Hannah Dehradunwala moved with her family from New Jersey to Pakistan when she was 11. “Almost nothing here goes to waste,” she thought.
At her grandmother’s house in Karachi, every item had an alternate purpose. Furniture, electronics and clothes were re-used or given away. Throwing out prepared food was unheard of, says Dehradunwala, now 24. “It wasn’t difficult to find someone who wanted your extra.”
When Dehradunwala moved back to the U.S. to attend New York University, she took that mentality with her. Seeing homeless people eating from trash cans shocked her. Compared to what she’d seen in Pakistan, throwing away excess edible food seemed “an insult to people who can’t afford to eat,” she says.
In 2013, Samir Goel, a classmate, asked Dehradunwala to help pitch a business idea for a school competition. Almost immediately, she thought of her time in Pakistan and knew the question she wanted to answer: How could people with extra food share with others who needed it?
“I thought, ‘What if I could pick it up for you?
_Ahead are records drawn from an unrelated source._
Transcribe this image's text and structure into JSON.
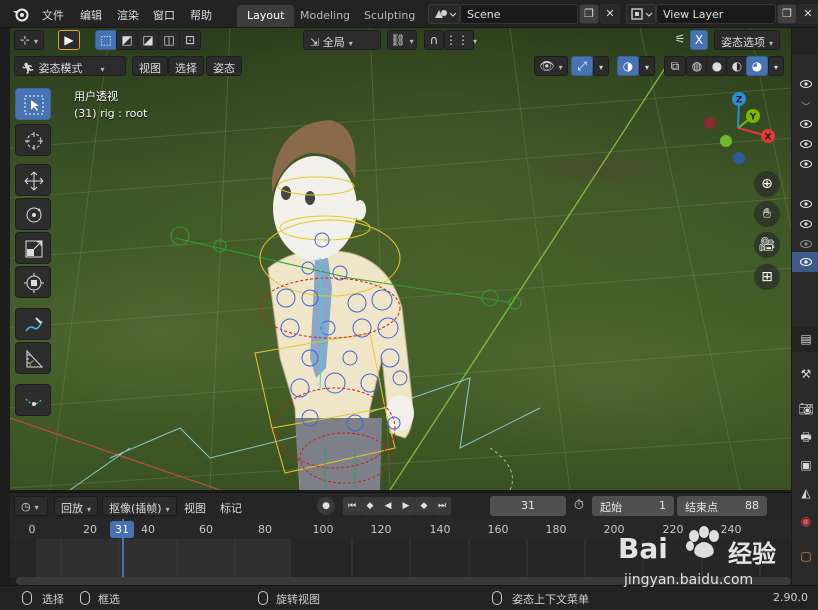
{
  "menubar": {
    "items": [
      "文件",
      "编辑",
      "渲染",
      "窗口",
      "帮助"
    ],
    "workspace_tabs": [
      "Layout",
      "Modeling",
      "Sculpting"
    ],
    "scene_name": "Scene",
    "view_layer": "View Layer"
  },
  "viewport_header": {
    "orientation_label": "全局",
    "pose_options": "姿态选项",
    "axis_x_label": "X",
    "mode_label": "姿态模式",
    "menus": [
      "视图",
      "选择",
      "姿态"
    ]
  },
  "viewport_overlay": {
    "view_name": "用户透视",
    "object_info": "(31) rig : root"
  },
  "gizmo": {
    "x": "X",
    "y": "Y",
    "z": "Z"
  },
  "timeline": {
    "playback_label": "回放",
    "keying_label": "抠像(插帧)",
    "view_label": "视图",
    "marker_label": "标记",
    "current_frame": "31",
    "start_label": "起始",
    "start_value": "1",
    "end_label": "结束点",
    "end_value": "88",
    "ruler_ticks": [
      "0",
      "20",
      "40",
      "60",
      "80",
      "100",
      "120",
      "140",
      "160",
      "180",
      "200",
      "220",
      "240"
    ],
    "ruler_current": "31"
  },
  "statusbar": {
    "select": "选择",
    "box_select": "框选",
    "rotate_view": "旋转视图",
    "context_menu": "姿态上下文菜单",
    "version": "2.90.0"
  },
  "watermark": {
    "brand_bai": "Bai",
    "brand_du": "经验",
    "url": "jingyan.baidu.com"
  },
  "colors": {
    "accent": "#4772b3",
    "axis_x": "#e5383b",
    "axis_y": "#7ab800",
    "axis_z": "#2f8cdc"
  }
}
What if I could take it to a shelter for you? Would that incentivize you not to throw it away?’ Hunger isn’t a food problem, it’s a logistics problem,” says Dehradunwala, “and logistics can be solved for.”
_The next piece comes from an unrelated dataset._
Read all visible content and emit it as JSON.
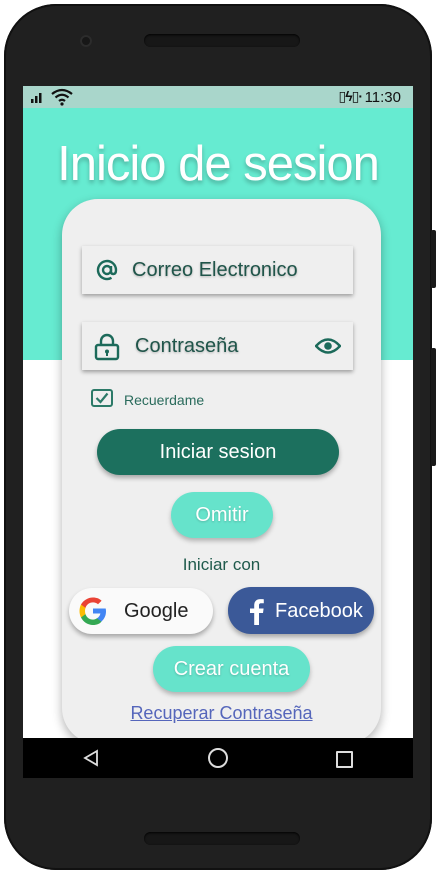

Dehradunwala solved for the logistics issue by creating Transfernation (think Uber for food.) She and Goel didn’t win the contest, but kept pitching the idea at different competitions. A year later, they finally won their first round of funding from the Resolution Project (disclosure: The Resolution Project is a paid partner of NationSwell).
From there, Dehradunwala and Goel created an app that allows corporate cafeterias and caterers to schedule a pickup of leftover, unused food. Within an hour, a driver transfers the leftover food (Wagyu beef steak! Wedding cake!) to a homeless shelter or soup kitchen.
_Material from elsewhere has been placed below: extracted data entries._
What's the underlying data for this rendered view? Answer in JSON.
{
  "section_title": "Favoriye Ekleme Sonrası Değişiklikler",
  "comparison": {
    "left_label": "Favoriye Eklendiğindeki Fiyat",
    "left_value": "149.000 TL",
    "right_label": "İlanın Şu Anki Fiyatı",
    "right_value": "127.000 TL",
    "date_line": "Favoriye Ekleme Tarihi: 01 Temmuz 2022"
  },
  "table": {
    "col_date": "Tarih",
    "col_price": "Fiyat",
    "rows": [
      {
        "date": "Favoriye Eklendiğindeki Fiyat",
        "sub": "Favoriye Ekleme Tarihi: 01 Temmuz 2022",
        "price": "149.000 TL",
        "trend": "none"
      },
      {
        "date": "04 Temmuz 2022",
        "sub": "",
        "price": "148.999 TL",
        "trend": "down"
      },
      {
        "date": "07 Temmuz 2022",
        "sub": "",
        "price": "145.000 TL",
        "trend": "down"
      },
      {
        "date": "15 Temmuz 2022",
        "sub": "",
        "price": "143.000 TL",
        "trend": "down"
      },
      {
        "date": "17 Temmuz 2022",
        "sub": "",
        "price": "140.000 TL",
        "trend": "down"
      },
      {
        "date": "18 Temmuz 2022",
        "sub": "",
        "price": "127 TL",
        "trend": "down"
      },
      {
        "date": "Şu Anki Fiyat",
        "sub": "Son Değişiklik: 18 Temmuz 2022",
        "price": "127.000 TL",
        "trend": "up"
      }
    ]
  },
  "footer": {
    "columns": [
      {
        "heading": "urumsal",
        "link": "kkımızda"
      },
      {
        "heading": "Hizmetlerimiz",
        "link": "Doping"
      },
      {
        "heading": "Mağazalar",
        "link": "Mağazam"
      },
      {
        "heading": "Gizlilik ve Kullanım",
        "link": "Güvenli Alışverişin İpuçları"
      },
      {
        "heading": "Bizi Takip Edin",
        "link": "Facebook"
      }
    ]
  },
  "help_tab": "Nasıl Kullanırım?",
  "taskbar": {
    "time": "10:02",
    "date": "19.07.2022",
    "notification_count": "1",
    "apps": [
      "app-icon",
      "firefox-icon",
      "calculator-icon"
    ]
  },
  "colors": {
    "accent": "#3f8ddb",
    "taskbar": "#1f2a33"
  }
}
“The same food a corporate executive was eating less than an hour earlier is now being eaten by someone from a drastically different walk of life,” Dehradunwala says. “When the food reaches the shelter, it’s usually still hot.”
Transfernation first relied on volunteers. Now, they’re a fee-based service. Clients pay a small monthly or one-time cost per pickup. That’s used to compensate delivery people, who aren’t always behind the wheel of a car. They ride bikes. Sometimes, they walk.
“We’re looking to change the way that people view acts of ‘charity’ and attempting to create a model that benefits the people doing the actual transporting of the food instead of relying solely on their goodwill,” says Dehradunwala. “Volunteering is a privilege that many people can’t afford to partake in. With our model, the pickup becomes more than just an opportunity to do good, it becomes an opportunity for part-time employment.”
And yet, “it costs us under 20 cents to redistribute a pound of food and less than 25 cents to make a meal,” says Dehradunwala.
Since October 2016, Transfernation’s rescued over 210,000 pounds of food. It serves nine shelters in the NYC area, and its donations fill the bellies of 4,000 people each week. Three of these food programs rely completely on Transfernation’s deliveries.
While dropping off food at a shelter on a recent day, a woman waiting for the doors to open recognized Dehradunwala – and the Transfernation bounty in her arms. “You’re the people who bring the good stuff!” she exclaimed.
“It’s one of my favorite moments,” Dehradunwala admits.
The entrepreneur (who only graduated college in 2016) will have many more moments to come. Next up: Expanding Transfernation to communities outside the New York City area. “The way people view their extra food,” says Dehradunwala, “is changing.”